Aurora is not interrupting properly when an NPR transits into a system whose WP is under observation by active sensors.
I've had a picket watching the WP into an NPR home system, about 1M km off with active sensors with a range of about 12M km. The NPR had already sent through an gate construction ship (based on size and behavior). I just did a 140,000 second update (which resolves to 40 hours), and got a interrupt enumerating 3 new thermal contacts at t+8 hours. When I went to look, the NPR had sent 3 ships through the WP, but they had already moved out of range of my actives - about 15M km. Fortunately, I had just saved, so I reloaded the DB and ran the same update with 30 second timestep (yeah for the rewrite - it didn't take long at all). This time it worked ok - they were detected at 6 hours, 31 minutes (note that they were already off the WP, but I'm willing to chalk that up to "activation lag" by bored picket sensor operators).
I am stepping through the code to try and figure out what happened. The code is set to generate an interrupt if a transit is actively detected by a hostile race or if the transiting ship is only picked up on passive sensors and its identity is unknown. I am guessing this was a neutral ship, in which case I probably need to adjust the logic so that time also stops for neutral NPRs but perhaps not neutral player races. Or perhaps just for recently discovered neutral NPRs. Before I shoot off in this direction, could you confirm if the NPR was neutral or hostile?
Yes, it was a neutral NPR.
From my experience later in the game (where they had commercial ships in my home system, and were interrupting every few hours of game time), I'm not convince that throwing more interrupts in is a good thing. I think this is a very difficult problem for you to solve, since what is needed is the ability for Aurora to read the mind of the player as to what's an "important" contact that needs an interrupt and what's noise. This is especially difficult since exactly the same event (detecting a transit) can vary in importance according to the current situtation. I've had the following thoughts about it:
1) I think there has to be a way for a player to select (on a race-by-race and/or system-by-system) whether or not he wants an interrupt to be thrown by a "harmless" (non-hostile) event. I suspect the easiest way to do this is to put a "trusted" flag into diplomatic relations, which can be toggled. If a race is trusted, only hostile acts (e.g. missile launch) should cause an interrupt. There might be levels of trust too, e.g. trust commercial ships but not military, although I'm not convinced there's much added benefit from this extra complexity. One way to think of this is as rules-of-engagement - the rules for a trusted race would be "don't interfere, but report their actions", with the processing of the report happening at the end of the update.

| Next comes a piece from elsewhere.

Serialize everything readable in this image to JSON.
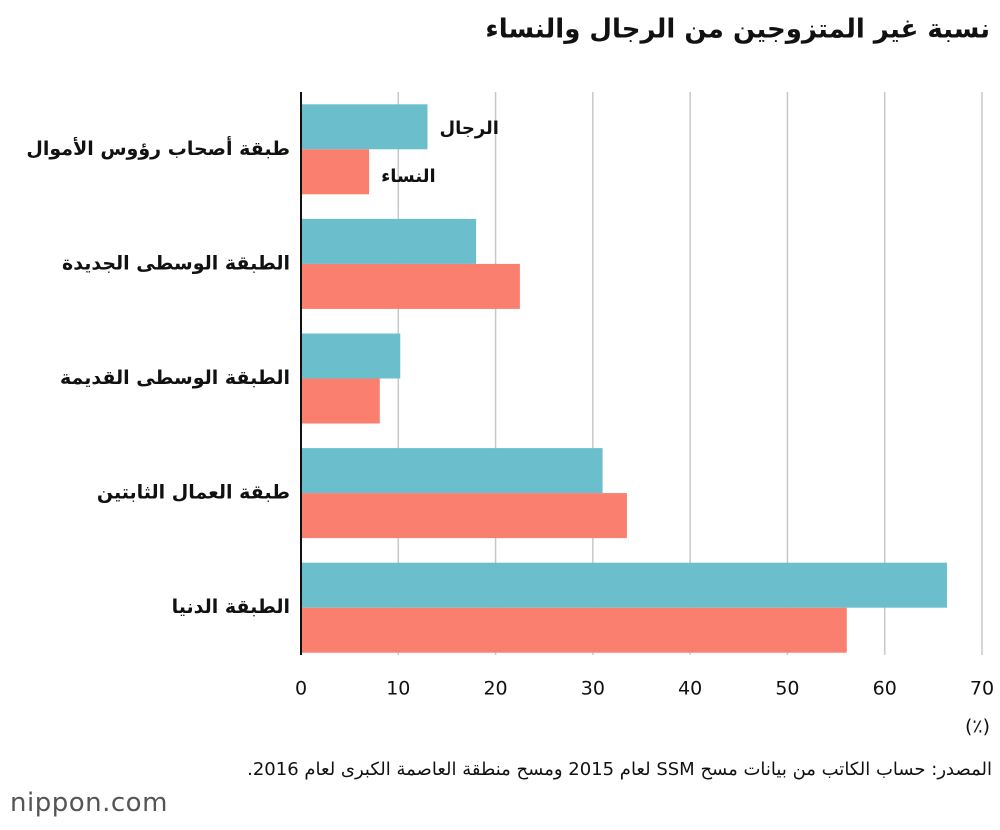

2) I think that NPRs have to be inclined towards trusting others

In particular, they should trust any race for whom they're carrying cargo - otherwise you run into the situation I had with my home system. You might need to cheat a little here, and have the interrupt decision code "peek" at the detected fleet's orders to see if there's hostile intent - if there is then an interrupt happens and the NPR can change its behavior.
3) One thing I'd like to see is a "contact acquired" to "contact lost" line on the screen (similar to the movement tails) for contacts which didn't cause an interrupt but made it out of sensor range before being lost. This comes back to the RoE "observe and report" idea - you get the event notification at the end of the update (as it is now), but you also get a visual cue as to where the contact was headed so you can go look for it if it's going in an unexpected direction. If I'd had this, it wouldn't have been a big deal that I didn't interrupt when the aliens transitted, since I'd know where they were going.
4) Just remembered this one while typing the last bit - it would be nice to have a "Move in direction xxx" order, as opposed to "move to a waypoint". Then you could send ships searching along a bearing towards a lost contact, rather than having to set up a waypoint.